On 11/3/11 4:21 AM, Henri Sivonen wrote:
> On Thu, Nov 3, 2011 at 1:57 AM, David Flanagan<dflanagan at mozilla.com>  wrote:
>> Firefox, Chrome and Safari all seem to do the right thing: wait for the next
>> character before tokenizing the CR.
> See http://software.hixie.ch/utilities/js/live-dom-viewer/saved/1247
I hadn't used the live dom viewer before.  That's really useful!
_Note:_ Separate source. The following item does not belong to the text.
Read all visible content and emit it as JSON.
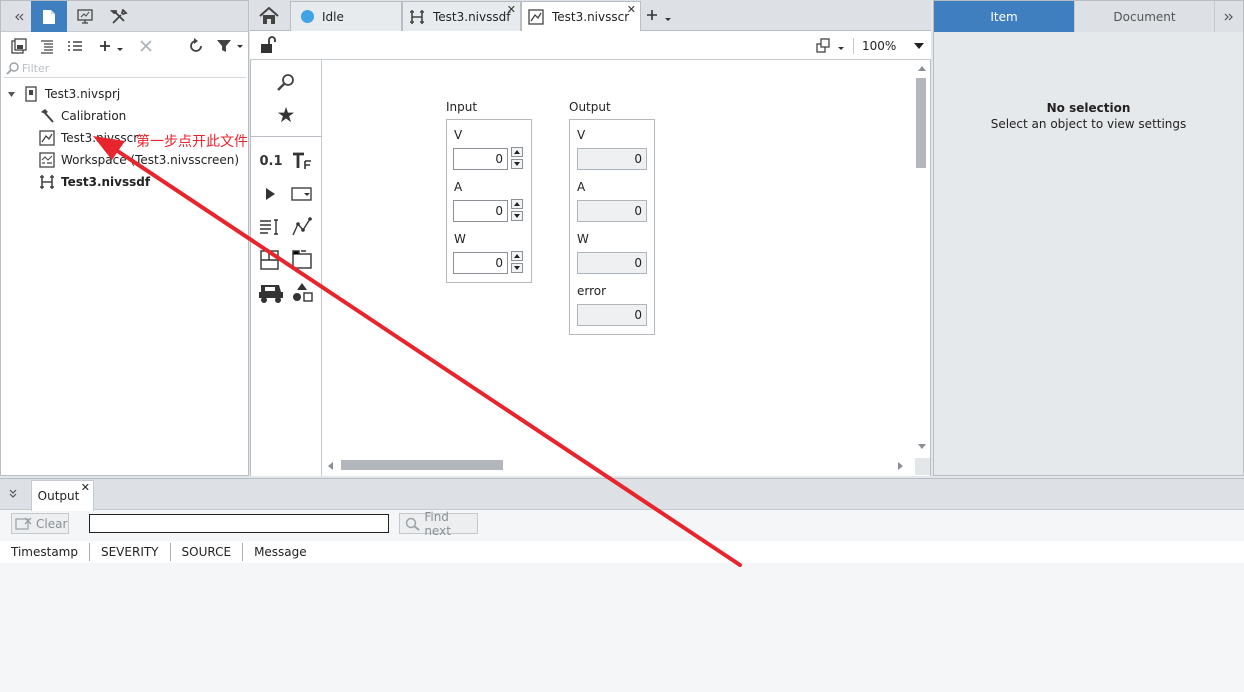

> Firefox tokenizes the CR immediately, emits an LF and then skips over
> the next character if it is an LF. When I designed the solution
> Firefox uses, I believed it was more correct and more compatible with
> legacy than whatever the spec said at the time.
I'm having a Duh! moment... I currently wait for the next character, but 
what you describe is also works, and allows the document.write() spec to 
make sense.

> Chrome seems to wait for the next character before tokenizing the CR.
>
>> And I think this means that the description of document.write needs to be changed.
> All along, I've felt thought that having U+0000 and CRLF handling as a
> stream preprocessing step was bogus and both should happen upon
> tokenization. So far, I've managed to convince Hixie about U+0000
> handling.
Each tokenizer state would have to add a rule for CR that said  "emit 
LF, save the current tokenizer state, and set the tokenizer state to 
"after CR state".  Actually, tokenizer states that already have a rule 
for LF or whitespace would have to integrate this CR rule into that 
rule.  Then new after CR state would have two rules. On LF it would skip 
the character and restore the saved state.  On anything else it would 
push the character back and restore the saved state.

>> Similarly, what should the tokenizer do if the document.write emits half of
>> a UTF-16 surrogate pair as the last character?
> The parser operates on UTF-16 code units, so a lone surrogate is emitted.

The spec seems pretty unambiguous that it operates on codepoints (though 
I implemented mine using 16-bit code units). ?13.2.1: " The input to the 
HTML parsing process consists of a stream of Unicode code points".  Also 
?13.2.2.3 includes a list of codepoints beyond the BMP that are parse 
errors.  And finally, the tests in 
http://code.google.com/p/html5lib/source/browse/testdata/tokenizer/unicodeCharsProblematic.test 
require unpaired surrogates to be converted to the U+FFFD replacement 
character.  (Though my experience is that modifying my tokenizer to pass 
those tests causes other tests to fail, which makes me wonder whether 
unpaired surrogates are only supposed to be replaced in some but not all 
tokenizer states)
Thanks, Henri!

     David

Received on Thursday, 3 November 2011 11:13:04 UTC